Por Gabriel Papaléo
Em dado momento de A Rosa Azul de Novalis, o protagonista Marcelo diz que o poeta Novalis tinha como grande objetivo de vida achar a tal rosa azul, que era uma busca impossível mas não por isso menos incessante. Para quem entra na projeção se perguntando o porquê do título o filme trata logo de explicá-lo, e ao longo de 71 minutos também se concentra em tentar achar o que move o protagonista, para descobrir a rosa azul, a Rosebud de Marcelo. Sabemos ali que é um homem que gosta de interpretar as próprias palavras, de oferecer uma leitura direta sobre os objetos que mais o interessam: as suas falas. A performance é central aqui, no contexto de que a performance parece central em qualquer filme brasileiro que se propõe observacional nessa década. Como então se oferece algo desse registro da performance?
As imagens que abrem o filme meio que o resumem: um close de um cu piscando, que então revela o corpo contorcido de Marcelo lendo um livro. É a descrição do que se diz banal, um cu, em contraste com algo supostamente não banal, a literatura ali declamada. O teor “revolucionário” do corpo e da existência, e todos os reducionismos que vêm com isso. E Marcelo, um homem com complexidades, as quais raramente acessamos além da capa da referência e da domesticação do corpo.
No encadeamento de cenas, entre entrevistas e observações cotidianas, o interessante narcisismo do personagem perante a imagem que performa fica latente. Esse é bem mais interessante quando mediado pela fala dele mesmo do que quando Vinagre e Carneiro tentam ensaiar uma encenação mais marcada, como o enterro do irmão. A estrutura do filme já abraça esse conceito de que os traumas se reconfiguram em fetiches, é algo afirmado verbalmente pelo protagonista, mas existe uma polidez na encenação que passa longe do sentimento evocado pela fala de Marcelo. É uma encenação marcada que se configura kitsch, exagerada, mas como se sentisse acima do exagero, quase cínica diante daquela formação estética que finge abraçar.

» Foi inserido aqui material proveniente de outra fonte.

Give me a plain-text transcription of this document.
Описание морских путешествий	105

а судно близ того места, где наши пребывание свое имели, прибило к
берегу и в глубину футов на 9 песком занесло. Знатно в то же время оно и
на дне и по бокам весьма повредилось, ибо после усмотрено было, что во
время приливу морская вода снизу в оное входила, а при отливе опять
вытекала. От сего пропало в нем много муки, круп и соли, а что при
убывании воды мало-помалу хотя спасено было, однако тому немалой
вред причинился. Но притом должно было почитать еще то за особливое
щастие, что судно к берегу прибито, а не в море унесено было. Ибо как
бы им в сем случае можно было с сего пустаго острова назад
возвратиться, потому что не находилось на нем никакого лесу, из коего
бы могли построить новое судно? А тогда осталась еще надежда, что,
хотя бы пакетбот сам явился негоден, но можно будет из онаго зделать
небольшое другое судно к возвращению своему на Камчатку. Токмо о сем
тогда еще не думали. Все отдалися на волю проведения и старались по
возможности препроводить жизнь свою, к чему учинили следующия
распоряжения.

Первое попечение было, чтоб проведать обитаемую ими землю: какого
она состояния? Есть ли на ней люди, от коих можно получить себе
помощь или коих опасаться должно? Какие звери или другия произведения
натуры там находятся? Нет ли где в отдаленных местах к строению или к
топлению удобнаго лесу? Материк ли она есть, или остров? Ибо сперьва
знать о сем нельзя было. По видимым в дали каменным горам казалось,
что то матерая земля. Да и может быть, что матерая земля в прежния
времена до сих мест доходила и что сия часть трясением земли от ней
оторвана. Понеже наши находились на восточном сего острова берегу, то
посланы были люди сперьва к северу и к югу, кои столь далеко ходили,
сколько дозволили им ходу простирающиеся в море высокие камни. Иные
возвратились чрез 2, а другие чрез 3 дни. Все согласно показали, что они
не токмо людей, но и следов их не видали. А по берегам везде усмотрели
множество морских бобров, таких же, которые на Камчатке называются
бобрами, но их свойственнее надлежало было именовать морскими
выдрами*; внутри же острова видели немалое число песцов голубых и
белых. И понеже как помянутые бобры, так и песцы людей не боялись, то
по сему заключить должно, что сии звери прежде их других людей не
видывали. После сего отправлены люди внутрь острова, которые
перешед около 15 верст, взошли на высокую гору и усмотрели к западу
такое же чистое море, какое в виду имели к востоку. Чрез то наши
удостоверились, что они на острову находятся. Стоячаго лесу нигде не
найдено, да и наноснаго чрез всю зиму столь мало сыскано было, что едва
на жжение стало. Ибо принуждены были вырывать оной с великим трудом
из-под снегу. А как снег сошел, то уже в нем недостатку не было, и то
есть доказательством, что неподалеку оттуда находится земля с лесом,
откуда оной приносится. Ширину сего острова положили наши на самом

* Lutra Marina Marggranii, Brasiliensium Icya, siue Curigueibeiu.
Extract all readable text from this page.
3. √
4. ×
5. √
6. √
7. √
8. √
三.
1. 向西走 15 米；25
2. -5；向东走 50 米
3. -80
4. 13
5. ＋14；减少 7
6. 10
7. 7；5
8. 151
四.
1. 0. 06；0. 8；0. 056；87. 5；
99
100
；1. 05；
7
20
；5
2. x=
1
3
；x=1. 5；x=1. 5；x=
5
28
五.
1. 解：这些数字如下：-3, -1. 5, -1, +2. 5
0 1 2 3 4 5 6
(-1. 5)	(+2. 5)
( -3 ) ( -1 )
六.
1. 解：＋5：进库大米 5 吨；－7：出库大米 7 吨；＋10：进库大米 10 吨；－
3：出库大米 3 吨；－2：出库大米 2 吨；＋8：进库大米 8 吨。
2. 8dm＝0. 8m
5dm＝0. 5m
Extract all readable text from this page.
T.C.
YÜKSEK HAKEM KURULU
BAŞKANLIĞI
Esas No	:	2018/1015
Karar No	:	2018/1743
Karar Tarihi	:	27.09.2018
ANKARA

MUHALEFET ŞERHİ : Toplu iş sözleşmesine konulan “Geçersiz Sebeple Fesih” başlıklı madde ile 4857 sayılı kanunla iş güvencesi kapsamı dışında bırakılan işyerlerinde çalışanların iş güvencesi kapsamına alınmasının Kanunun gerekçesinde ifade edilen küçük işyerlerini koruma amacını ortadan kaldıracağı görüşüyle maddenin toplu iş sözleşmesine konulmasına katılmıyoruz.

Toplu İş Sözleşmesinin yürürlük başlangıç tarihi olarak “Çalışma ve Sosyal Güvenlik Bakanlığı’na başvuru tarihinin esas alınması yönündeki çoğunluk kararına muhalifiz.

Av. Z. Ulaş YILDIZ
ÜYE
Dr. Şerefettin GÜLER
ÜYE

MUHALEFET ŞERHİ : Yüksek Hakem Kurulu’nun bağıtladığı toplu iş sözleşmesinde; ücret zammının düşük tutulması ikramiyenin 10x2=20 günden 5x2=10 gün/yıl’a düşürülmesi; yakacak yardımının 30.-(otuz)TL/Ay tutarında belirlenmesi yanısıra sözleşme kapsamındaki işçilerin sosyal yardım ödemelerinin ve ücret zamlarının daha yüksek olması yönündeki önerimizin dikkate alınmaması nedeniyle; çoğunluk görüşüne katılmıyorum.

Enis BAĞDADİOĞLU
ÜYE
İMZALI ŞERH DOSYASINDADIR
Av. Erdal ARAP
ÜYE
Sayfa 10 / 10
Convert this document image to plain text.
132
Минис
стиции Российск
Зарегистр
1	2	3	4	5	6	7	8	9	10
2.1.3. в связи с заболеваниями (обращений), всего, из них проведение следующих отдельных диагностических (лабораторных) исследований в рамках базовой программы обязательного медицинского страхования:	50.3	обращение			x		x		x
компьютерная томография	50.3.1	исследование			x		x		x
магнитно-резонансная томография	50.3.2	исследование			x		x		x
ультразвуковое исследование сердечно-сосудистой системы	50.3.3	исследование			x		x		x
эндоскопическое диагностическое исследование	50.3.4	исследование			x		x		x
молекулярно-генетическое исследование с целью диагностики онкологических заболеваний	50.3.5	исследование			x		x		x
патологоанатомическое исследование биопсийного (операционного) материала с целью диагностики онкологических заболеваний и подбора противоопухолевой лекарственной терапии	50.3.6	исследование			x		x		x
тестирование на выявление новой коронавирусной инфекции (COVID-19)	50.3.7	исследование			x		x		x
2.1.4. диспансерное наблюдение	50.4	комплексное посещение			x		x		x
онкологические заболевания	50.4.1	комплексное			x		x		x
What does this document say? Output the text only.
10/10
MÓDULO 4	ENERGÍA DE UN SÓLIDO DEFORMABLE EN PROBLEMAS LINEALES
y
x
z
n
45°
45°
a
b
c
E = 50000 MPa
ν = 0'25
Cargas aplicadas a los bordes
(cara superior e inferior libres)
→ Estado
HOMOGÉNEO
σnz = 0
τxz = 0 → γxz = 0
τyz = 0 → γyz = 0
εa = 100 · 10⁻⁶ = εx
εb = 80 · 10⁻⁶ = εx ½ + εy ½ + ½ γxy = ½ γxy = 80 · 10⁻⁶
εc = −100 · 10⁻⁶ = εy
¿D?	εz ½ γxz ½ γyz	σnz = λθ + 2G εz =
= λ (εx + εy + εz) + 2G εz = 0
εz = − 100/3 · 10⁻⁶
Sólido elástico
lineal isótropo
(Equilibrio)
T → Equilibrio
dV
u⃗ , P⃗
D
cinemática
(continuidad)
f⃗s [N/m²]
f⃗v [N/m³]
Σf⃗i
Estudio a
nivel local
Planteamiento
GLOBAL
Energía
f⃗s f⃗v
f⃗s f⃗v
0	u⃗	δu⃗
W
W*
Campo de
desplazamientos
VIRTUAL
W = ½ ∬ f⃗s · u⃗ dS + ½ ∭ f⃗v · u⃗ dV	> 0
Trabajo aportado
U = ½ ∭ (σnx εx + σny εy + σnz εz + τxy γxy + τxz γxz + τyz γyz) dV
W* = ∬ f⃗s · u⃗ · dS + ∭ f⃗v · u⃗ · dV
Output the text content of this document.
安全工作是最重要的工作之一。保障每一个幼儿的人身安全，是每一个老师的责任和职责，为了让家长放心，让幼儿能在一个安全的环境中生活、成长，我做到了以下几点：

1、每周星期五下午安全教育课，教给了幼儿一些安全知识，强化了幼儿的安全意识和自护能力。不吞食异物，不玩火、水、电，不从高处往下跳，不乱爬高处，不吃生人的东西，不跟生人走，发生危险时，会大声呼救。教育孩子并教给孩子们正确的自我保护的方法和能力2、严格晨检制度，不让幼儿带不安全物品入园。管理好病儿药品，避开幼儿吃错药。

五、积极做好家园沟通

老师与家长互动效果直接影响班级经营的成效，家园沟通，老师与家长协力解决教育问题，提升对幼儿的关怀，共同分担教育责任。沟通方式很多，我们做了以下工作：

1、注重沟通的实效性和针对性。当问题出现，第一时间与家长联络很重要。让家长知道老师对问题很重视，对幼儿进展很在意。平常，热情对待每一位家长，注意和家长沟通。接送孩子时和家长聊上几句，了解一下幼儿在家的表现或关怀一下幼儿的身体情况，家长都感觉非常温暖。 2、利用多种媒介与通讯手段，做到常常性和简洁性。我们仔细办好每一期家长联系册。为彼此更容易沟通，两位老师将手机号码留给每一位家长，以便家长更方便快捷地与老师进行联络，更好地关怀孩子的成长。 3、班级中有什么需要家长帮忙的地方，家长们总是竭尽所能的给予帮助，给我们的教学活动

A relação de fetiche com os traumas, exposta especialmente nas cenas mais estilizadas (como a transa simbólica com o carro), coloca a capa de estereótipo homossexual a Marcelo, algo que ele mesmo abraça: quando diz que algum familiar o colocou em algum clichê gay, ele faz questão de abraçar esse clichê, como uma forma de afronte. Na cena em que fala que gostaria de enviar uma sextape para o pai, fica claro a relação traumática que Marcelo tem com sua infância, com sua família, com seu irmão. A oralidade desses contos, mesmo que registrados numa câmera na mão evasiva que geralmente ignora a imagem, cria um panorama emocional e físico do protagonista que é perspicaz muito pela disposição de Marcelo em interpretar a própria imagem que emana o tempo inteiro.
Essa hiperinterpretação de Marcelo por si mesmo fecha as leituras ao filme com recorrência, sempre didático demais no trato do personagem, mas ainda passa suas complexidades com mais afinco que a encenação de Vinagre e Carneiro. As perguntas diretas demais dos diretores acabam por tentar colocar o pensamento de Marcelo em categorias que ele mesmo recusa; quando sugere que ele poderia fazer algo com seu conhecimento acadêmico pouco depois do mesmo afirmar que tudo o que importa é inútil, e não queria seu conhecimento instrumentalizado. E ao longo do filme é o que mais vemos acontecer. Se esse choque causasse alguma fricção criativa entre entrevistador e entrevistado, poderia gerar debate, alguma relação dialética que sangrasse no filme, mas não parece existir um interesse além da superfície, do que Marcelo parece representar para Vinagre com suas referências plásticas e estéticas a Bataille e Hilda Hirst.
Todo a glamurização dessas referências combinadas com as tentativas de choque tão domesticadas limam a complexidade do personagem. Na última cena, com Marcelo com um plug na bunda virada para o espectador, a câmera faz literalmente o movimento de um pau tentando entrar ali, e errando o caminho (fico me perguntando até quando um pau simulando um poder fálico vai soar transgressor para alguém). Até que consegue, e o filme se encerra com a contemplação do vazio dentro do orifício que vimos no início. Parece que o choque basta, parece que o banal basta, a hiperinterpretação diegética de um corpo que não parece feliz em ser reduzido com tal digressão, transformado num confronto inexistente através da violência imagética que também inexiste, a serviço da domesticação que chocaria apenas a família tradicional brasileira que não verá jamais esse filme. Caso se assumisse como a vaidade que é, talvez chegasse a provocar alguma coisa. Do jeito que chega, me passa batido.